O governo de Pernambuco, um dos mais antigos a implantar esse tipo de parceria, e referência para estados como São Paulo, Minas Gerais e Espírito Santo, criou dois órgãos para gerir esta relação público-privado: o primeiro é o Instituto de Co-Responsabilidade pela Educação (ICE), que mobiliza a classe empresarial, e outro é o Programa de Desenvolvimento dos Centros de Ensino Experimental (Procentro), que planeja e implanta os centros baseado na Tecnologia Empresarial Socioeducacional formulada pela Odebrecht, uma das empresas parceiras. Neste programa, sob co-responsabilidade de empresas como Philips, Chesf, Abn-Ambro/Bandepe, está a formulação da grade curricular, a elaboração de planos e metas e o levantamento e indicação de investimento em infraestrutura.

De acordo com Aparecida , este é um dos pontos mais críticos deste tipo de parceria porque, além de passar o papel de formulador da política pedagógica do ensino público para a iniciativa privada, o Estado ainda financia estas linhas educacionais e curriculares focadas em nichos de mercado. "O dinheiro continua saindo dos cofres públicos. Quem financia é o Estado, ou seja, o contribuinte. Toda verba investida em educação é recuperada sob três formas: contrapartida fiscal (isenção nos impostos), financiamento direto (o Estado repassa o dinheiro diretamente às empresas) e valorização do capital de marca, que, hoje, é um elemento contábil, considerado ativo intangível, que compõe o valor das ações de uma empresa", enumera.

Por parte da empresa, a estratégia de marketing também é ponto fundamental para a consolidação deste ‘novo negócio'. O Colégio Estadual Erich Walter Heine, considerado a primeira instituição de ensino ecológico da América Latina construída dentro dos padrões da certificação LEED (Leadership in Energy and Environmental Design), da entidade internacional Green Building Council (Conselho de Construções Verdes) de sustentabilidade, é resultado de uma parceria entre a TKCSA e a Secretaria de Educação do Rio de Janeiro e é uma das contrapartidas do benefício fiscal concedido à empresa para os serviços realizados na construção e operação de terminais portuários na Zona Oeste do Rio.

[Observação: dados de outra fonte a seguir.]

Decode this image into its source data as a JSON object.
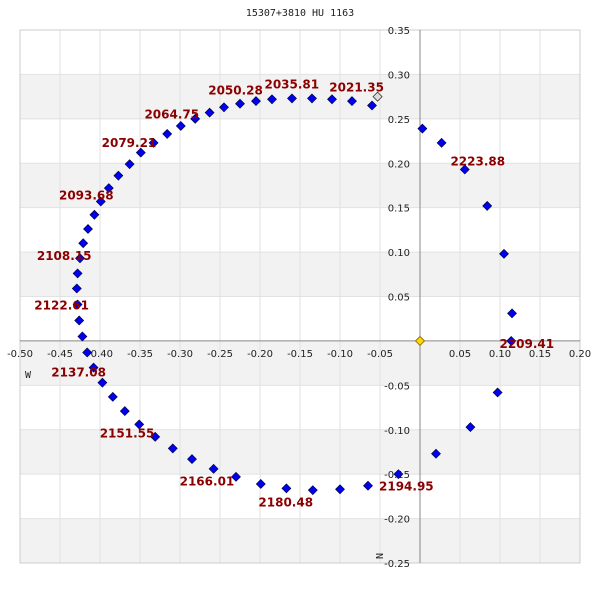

Embora o colégio tenha recebido prêmio de sustentabilidade, a TKCSA é, atualmente, acusada de causar sérios riscos ambientais e à saúde de trabalhadores e moradores do entorno das instalações da empresa. "Esta empresa vem causando danos gravíssimos à população e ao ecossistema, mas recebe do governo do estado do Rio de Janeiro o título de modelo de parceria público-privado, sendo referência para o ‘Dupla Escola', por sua ‘escola ecológica'. As ações de responsabilidade social e ambiental, o título de empresas-cidadãs são, do ponto de vista financeiro, bons negócios para as empresas e, do ponto de vista pedagógico e político, péssimos para a sociedade", conclui Aparecida.